Ce rapport loi / joie ne se comprend qu'avec la perspective de la miséricorde. Dans l'évangile de la femme adultère, alors que tout le monde est prêt (par pure souci d'auto-justification) à lapider la femme, Jésus intervient en trois temps après avoir appelé à l'introspection : « 1. il n'y a donc personne pour te condamner ? (nul ne se justifie soi-même) 2. moi non-plus je ne te condamne pas (miséricorde) 3. va et ne pèche plus ». Il faut ici constater que la miséricorde n'est pas le renoncement à la norme morale.
Pourquoi conserver une norme morale si, au final, la miséricorde prévaut ? il nous faut arriver ici à la distinction que Jean-Paul II fait entre éthique et ethos. L'éthique est la norme morale objective ; l'ethos est l'expérience intérieure, subjective, que nous avons de cette morale. Par exemple, c'est très bien de ne pas tromper sa femme (de respecter l'éthique), mais ça ne suffit pas : le Christ nous appelle à une conversion telle que nous n'ayons même pas le désir de le faire (éthos) !

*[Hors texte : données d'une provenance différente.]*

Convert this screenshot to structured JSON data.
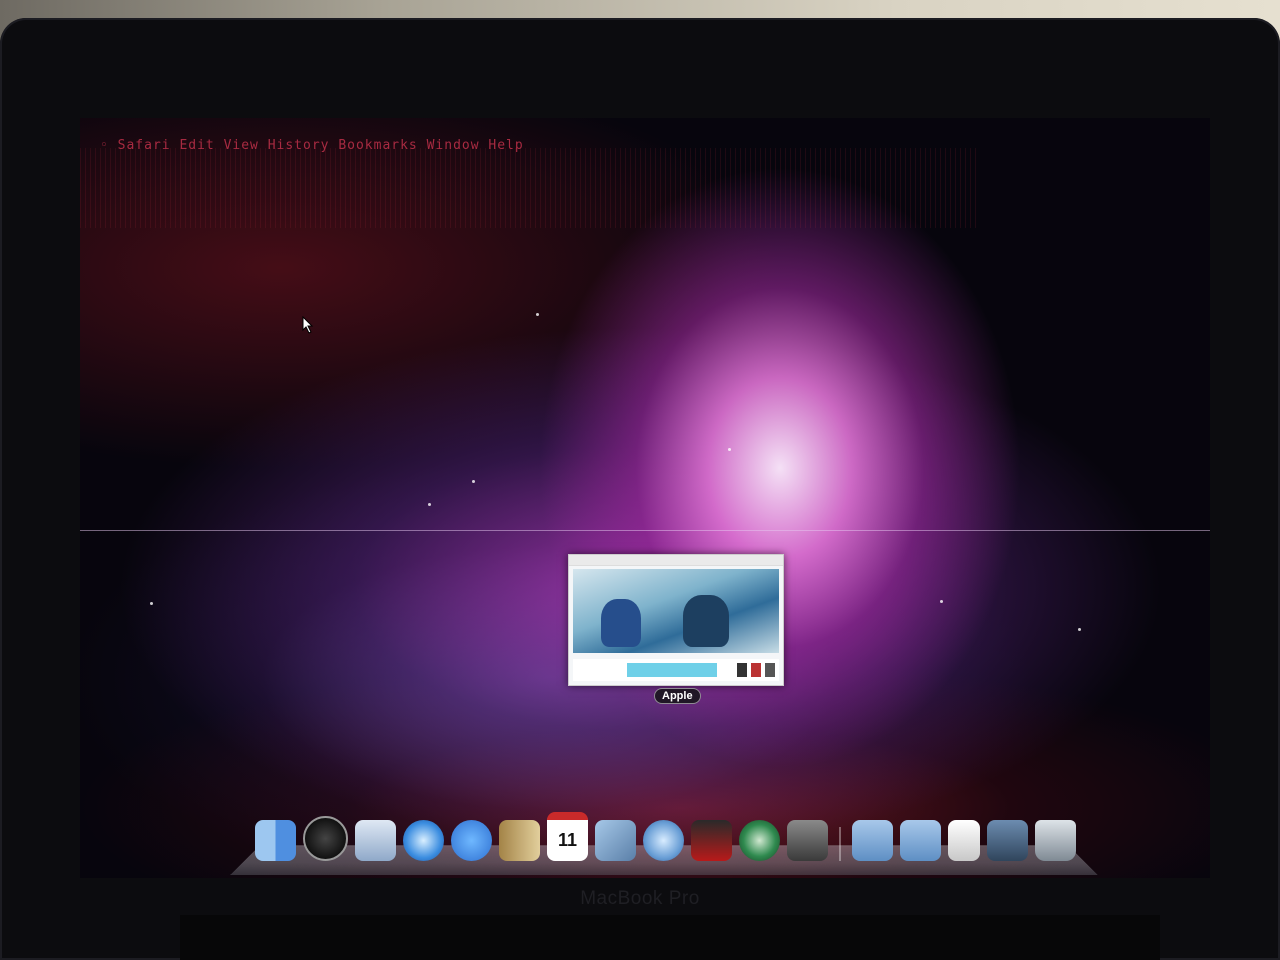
{
  "preview_window": {
    "tooltip_label": "Apple"
  },
  "dock": {
    "items": [
      {
        "name": "finder-icon",
        "glyph": ""
      },
      {
        "name": "dashboard-icon",
        "glyph": ""
      },
      {
        "name": "mail-icon",
        "glyph": ""
      },
      {
        "name": "safari-icon",
        "glyph": ""
      },
      {
        "name": "ichat-icon",
        "glyph": ""
      },
      {
        "name": "address-book-icon",
        "glyph": ""
      },
      {
        "name": "ical-icon",
        "glyph": "11"
      },
      {
        "name": "iphoto-icon",
        "glyph": ""
      },
      {
        "name": "itunes-icon",
        "glyph": ""
      },
      {
        "name": "photo-booth-icon",
        "glyph": ""
      },
      {
        "name": "time-machine-icon",
        "glyph": ""
      },
      {
        "name": "system-preferences-icon",
        "glyph": ""
      },
      {
        "name": "applications-folder-icon",
        "glyph": ""
      },
      {
        "name": "documents-folder-icon",
        "glyph": ""
      },
      {
        "name": "document-stack-icon",
        "glyph": ""
      },
      {
        "name": "pictures-stack-icon",
        "glyph": ""
      },
      {
        "name": "trash-icon",
        "glyph": ""
      }
    ]
  },
  "laptop": {
    "brand": "MacBook Pro"
  },
  "colors": {
    "wallpaper_accent": "#c23ab8",
    "garbled_text": "#c0314a",
    "bezel": "#0c0c0f"
  }
}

La norme objective est donc à la fois un tuteur et un thermomètre pour notre coeur. Dans le sermon sur la montagne, Jésus nous interpelle « Vous avez appris qu'il a été dit: tu ne commettras pas d'adultère. Et moi je vous dis: quiconque regarde une femme avec convoitise a déjà, dans son coeur, commis l'adultère avec elle5». Il ne s'agit pas pour Jésus d'être plus légaliste que la loi (il a suffisamment taclé le légalisme des pharisiens6), mais de révéler l'appel qu'elle contient : un appel à la communion avec Dieu.

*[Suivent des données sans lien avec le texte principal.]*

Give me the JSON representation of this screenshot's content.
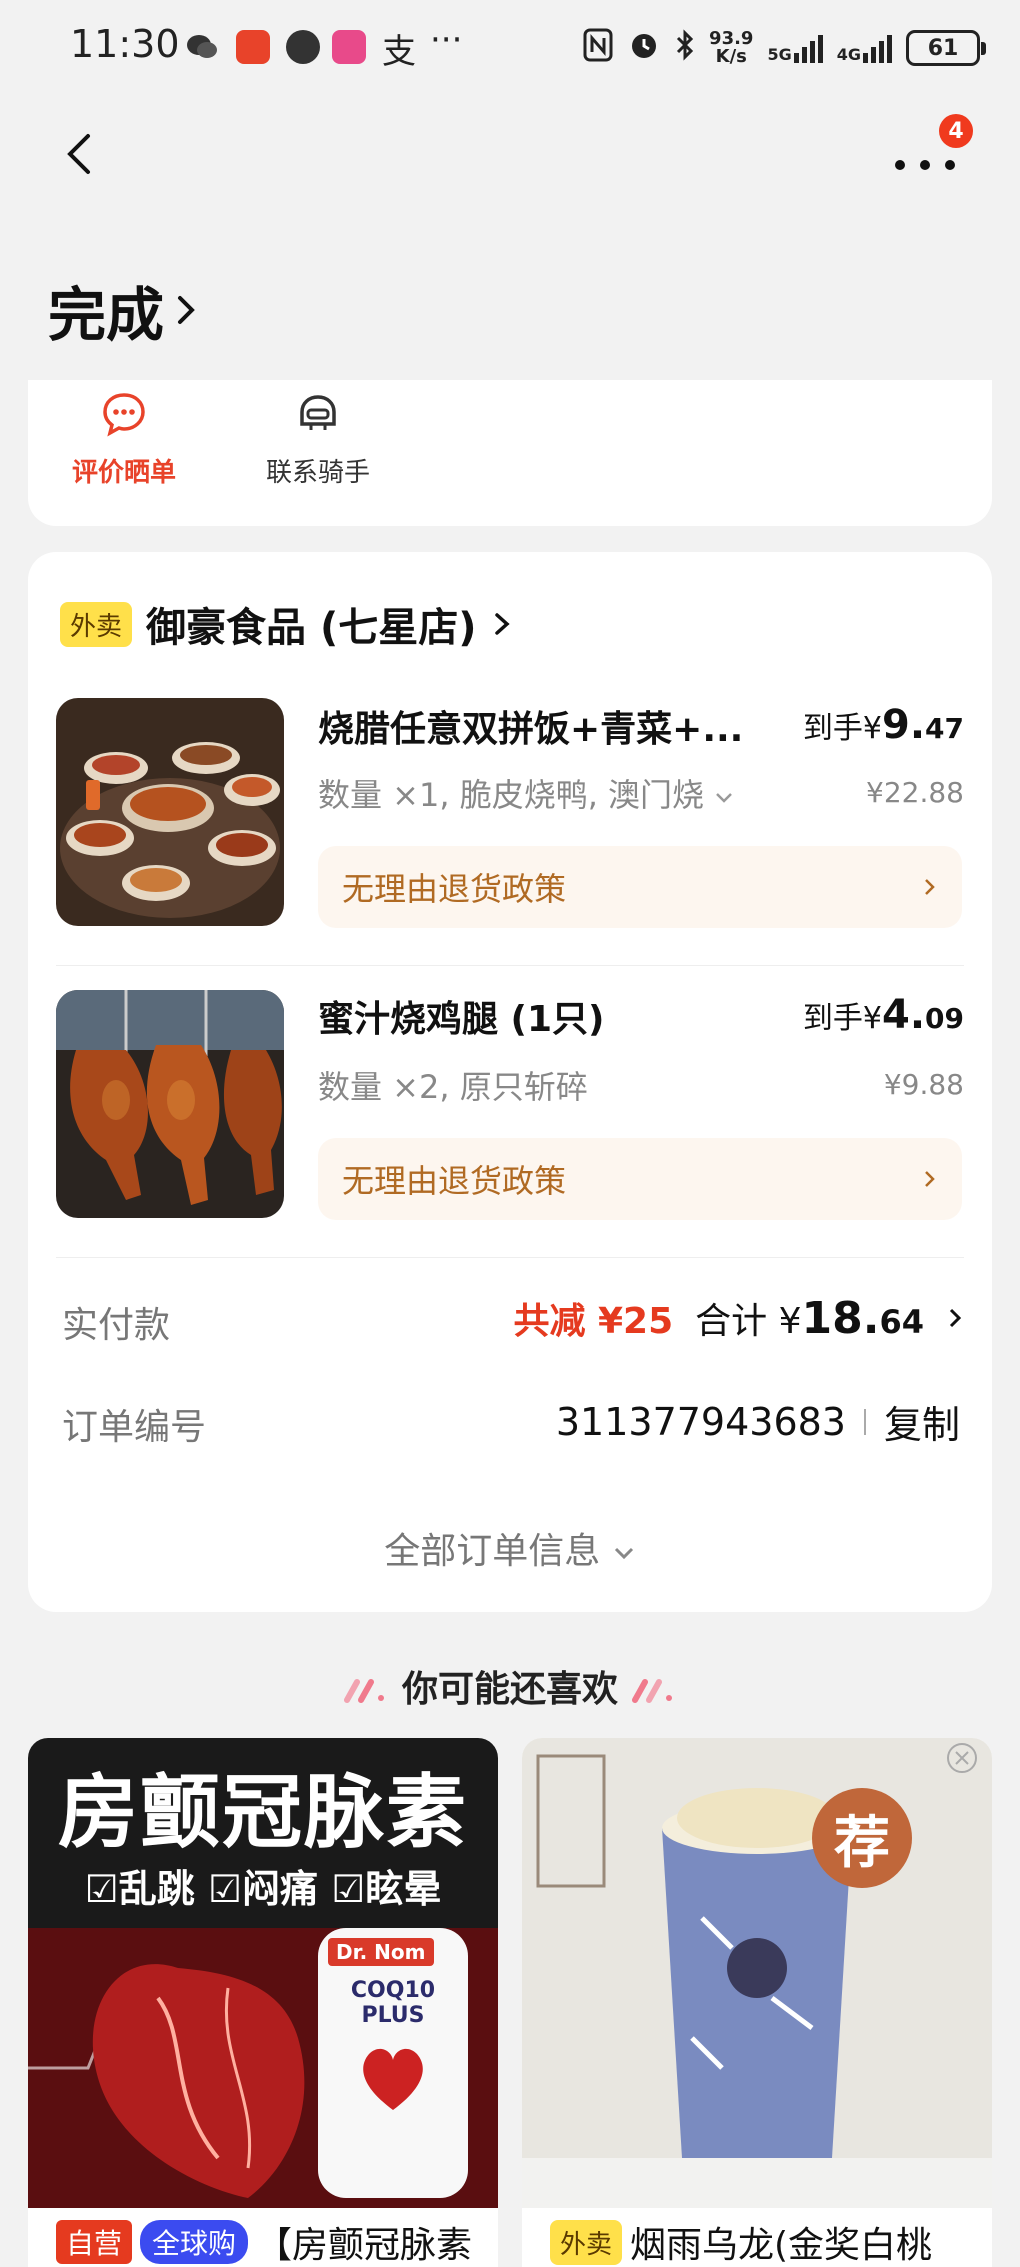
{
  "status_bar": {
    "time": "11:30",
    "net_speed_value": "93.9",
    "net_speed_unit": "K/s",
    "net_5g": "5G",
    "net_4g": "4G",
    "battery": "61",
    "pay_glyph": "支",
    "more_glyph": "···"
  },
  "nav": {
    "badge_count": "4"
  },
  "order_status": {
    "title": "完成"
  },
  "actions": [
    {
      "label": "评价晒单",
      "icon": "chat-bubble-icon",
      "color": "#e8432a"
    },
    {
      "label": "联系骑手",
      "icon": "rider-helmet-icon",
      "color": "#333333"
    }
  ],
  "shop": {
    "tag": "外卖",
    "name": "御豪食品 (七星店)"
  },
  "items": [
    {
      "name": "烧腊任意双拼饭+青菜+...",
      "spec": "数量 ×1, 脆皮烧鸭, 澳门烧",
      "hand_prefix": "到手¥",
      "hand_int": "9.",
      "hand_dec": "47",
      "orig_price": "¥22.88",
      "policy": "无理由退货政策"
    },
    {
      "name": "蜜汁烧鸡腿 (1只)",
      "spec": "数量 ×2, 原只斩碎",
      "hand_prefix": "到手¥",
      "hand_int": "4.",
      "hand_dec": "09",
      "orig_price": "¥9.88",
      "policy": "无理由退货政策"
    }
  ],
  "payment": {
    "label": "实付款",
    "saving": "共减 ¥25",
    "total_prefix": "合计 ¥",
    "total_int": "18.",
    "total_dec": "64"
  },
  "order_no": {
    "label": "订单编号",
    "value": "311377943683",
    "copy_label": "复制"
  },
  "all_info_label": "全部订单信息",
  "recommend": {
    "title": "你可能还喜欢",
    "cards": [
      {
        "poster_title": "房颤冠脉素",
        "poster_checks": "☑乱跳 ☑闷痛 ☑眩晕",
        "bottle_brand": "Dr. Nom",
        "bottle_name": "COQ10 PLUS",
        "tag1": "自营",
        "tag2": "全球购",
        "name": "【房颤冠脉素"
      },
      {
        "badge": "荐",
        "tag1": "外卖",
        "name": "烟雨乌龙(金奖白桃"
      }
    ]
  }
}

Si une discipline peut être nécessairement un temps, la vie qui nous est proposée n'est pas une vie d'ascèse externe reposant sur une répression permanente de pulsions internes : les catholiques ne sont pas appelés à être des frustrés ! Nous sommes appelés, par notre corps, à vivre une véritable rédemption. Jean-Paul II évoque explicitement ce point :
Les réflexions précédentes sont étroitement liées au problème de la spontanéité. Bien souvent on pense que c'est précisément l'ethos qui dépouille de sa spontanéité ce qui est érotique dans la vie et dans le comportement de l'homme et, pour cette raison, on exige la séparation de l'ethos "à l'avantage" de l'éros. [...] Mais cette opinion est erronée et en tout cas superficielle. [...] En effet, celui qui accepte l'ethos de l'énoncé de Mt 5,27-28, doit savoir qu'il est aussi appelé à la spontanéité pleine et mûre des rapports qui naissent de l'attirance éternelle de la masculinité et de la féminité. Une telle spontanéité est précisément le fruit graduel du discernement des impulsions du coeur.
La rédemption du corps, mythe ou réalité ?
Parfois, notre expérience concrète, quotidienne du rapport homme-femme et du rapport à notre propre corps rend difficile de croire à cette rédemption du corps. L'espérance de l'Eglise est-elle vraiment réaliste ? N'est-elle pas inaccessible au non-croyant ?
On reproche souvent à l'Eglise son manque de réaiisme. Citons d'abord l'excellent billet de blog de Jean Mercier : « je voudrais simplement me réjouir que l’Eglise catholique croie encore à la possibilité qu’ont les gens de résister à leurs pulsions, de ne pas y être soumis, d’y opposer une part de leur volonté et de trouver dans cette résistance leur liberté la plus vraie ». Si l'on avait dit à Oscar Pistorius qu'il courrait un jour le 200m en compagnie d'Usain Bolt, il aurait probablement ri ou pleuré...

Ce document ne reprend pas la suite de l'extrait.